WaveMind supports two data modalities:

Brain Cognition (Image-EEG Pairs)

  • Datasets: ImageNetEEG, THING-EEG
  • CLIP Feature Source: CLIP-ViT image encoder
  • Feature Type: Image embedding (768-dim)
  • Save Method: Convert_and_Save.save_to_hdf5_new()

Brain State (Text-EEG Pairs)

  • Datasets: SEED, TUAB, TUEV
  • CLIP Feature Source: CLIP-BERT text encoder
  • Feature Type: Text embedding (768-dim)
  • Save Method: Convert_and_Save.process_and_save()

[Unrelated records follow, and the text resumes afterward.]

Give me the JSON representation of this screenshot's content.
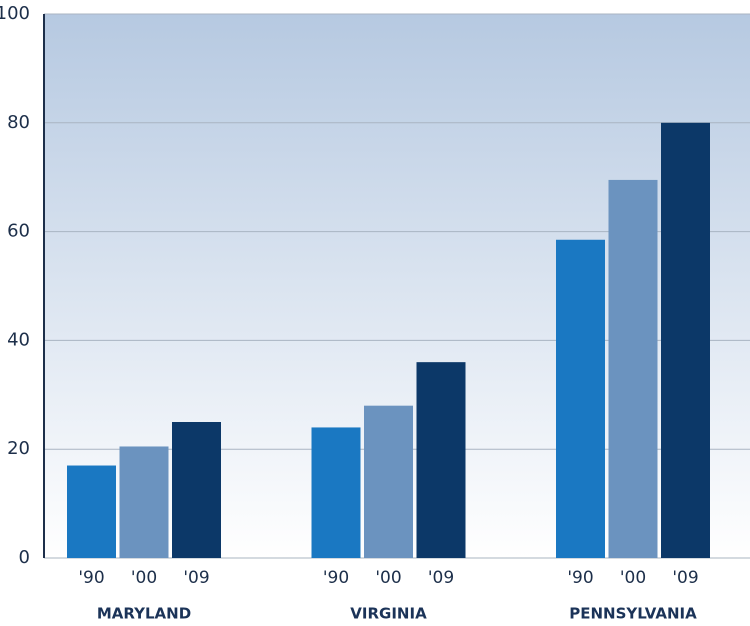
{
  "chart_data": {
    "type": "bar",
    "categories": [
      "MARYLAND",
      "VIRGINIA",
      "PENNSYLVANIA"
    ],
    "series": [
      {
        "name": "'90",
        "color": "#1a78c2",
        "values": [
          17,
          24,
          58.5
        ]
      },
      {
        "name": "'00",
        "color": "#6b93bf",
        "values": [
          20.5,
          28,
          69.5
        ]
      },
      {
        "name": "'09",
        "color": "#0c3868",
        "values": [
          25,
          36,
          80
        ]
      }
    ],
    "ylim": [
      0,
      100
    ],
    "yticks": [
      0,
      20,
      40,
      60,
      80,
      100
    ],
    "grid": true
  }
}
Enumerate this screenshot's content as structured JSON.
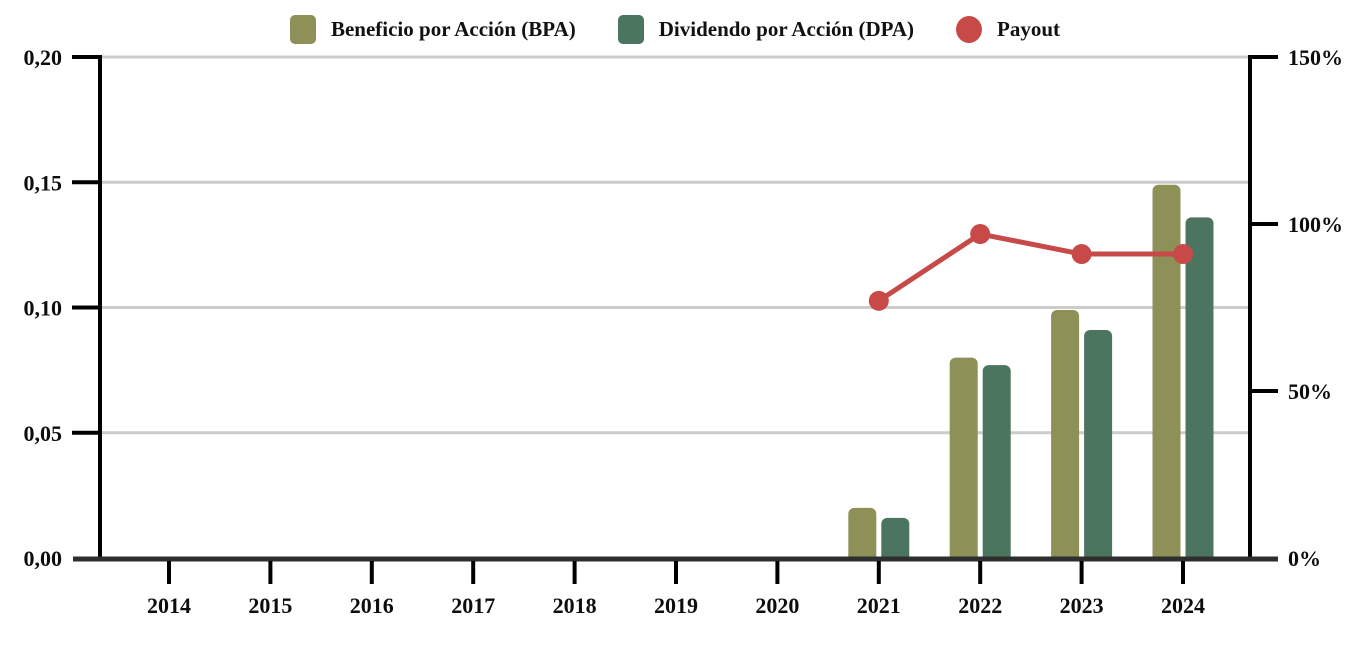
{
  "chart_data": {
    "type": "bar-line-combo",
    "title": "",
    "categories": [
      "2014",
      "2015",
      "2016",
      "2017",
      "2018",
      "2019",
      "2020",
      "2021",
      "2022",
      "2023",
      "2024"
    ],
    "bar_series": [
      {
        "name": "Beneficio por Acción (BPA)",
        "color": "#8D9057",
        "values": [
          null,
          null,
          null,
          null,
          null,
          null,
          null,
          0.02,
          0.08,
          0.099,
          0.149
        ]
      },
      {
        "name": "Dividendo por Acción (DPA)",
        "color": "#4C755F",
        "values": [
          null,
          null,
          null,
          null,
          null,
          null,
          null,
          0.016,
          0.077,
          0.091,
          0.136
        ]
      }
    ],
    "line_series": [
      {
        "name": "Payout",
        "color": "#C74A49",
        "axis": "right",
        "marker": "circle",
        "values": [
          null,
          null,
          null,
          null,
          null,
          null,
          null,
          77,
          97,
          91,
          91
        ]
      }
    ],
    "left_axis": {
      "range": [
        0,
        0.2
      ],
      "ticks": [
        {
          "v": 0.0,
          "label": "0,00"
        },
        {
          "v": 0.05,
          "label": "0,05"
        },
        {
          "v": 0.1,
          "label": "0,10"
        },
        {
          "v": 0.15,
          "label": "0,15"
        },
        {
          "v": 0.2,
          "label": "0,20"
        }
      ]
    },
    "right_axis": {
      "range": [
        0,
        150
      ],
      "ticks": [
        {
          "v": 0,
          "label": "0%"
        },
        {
          "v": 50,
          "label": "50%"
        },
        {
          "v": 100,
          "label": "100%"
        },
        {
          "v": 150,
          "label": "150%"
        }
      ]
    },
    "grid": "horizontal",
    "legend_position": "top",
    "colors": {
      "grid": "#cccccc",
      "axis": "#000000",
      "bottom_axis": "#2e2e2e",
      "text": "#0d0d0d",
      "background": "#ffffff"
    }
  }
}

Dataset Detailed Instructions

THING-EEG

EEG Data

  1. Download EEG data from https://huggingface.co/datasets/LidongYang/EEG_Image_decode/tree/main/Preprocessed_data_250Hz
  2. Extract to /path/to/WaveMind/data/THING-EEG/Data/Preprocessed_data_250Hz

Paired Image Data

  1. Download training_images.zip and test_images.zip from https://osf.io/y63gw/files
  2. Extract to /path/to/WaveMind/data/THING-EEG/Data/images_set/training_images and test_images

ImageNetEEG

Refer to https://github.com/perceivelab/eeg_visual_classification

SEED

Refer to http://bcmi.sjtu.edu.cn/~seed/

TUAB

Download from https://isip.piconepress.com/projects/tuh_eeg/html/downloads.shtml

TUEV

Download from https://isip.piconepress.com/projects/tuh_eeg/html/downloads.shtml

Data Statistics

We provide ShowHDF5Statistic.ipynb for displaying statistics of each dataset.

Processing Script Notes

All process.py files have been optimized to:

  • ✅ No redundant comments in code
  • ✅ Unified error handling
  • ✅ Clear documentation comments
  • ✅ Consistent HDF5 save logic
  • ✅ Automatic memory management and cleanup

See the process.py file in each dataset directory for details.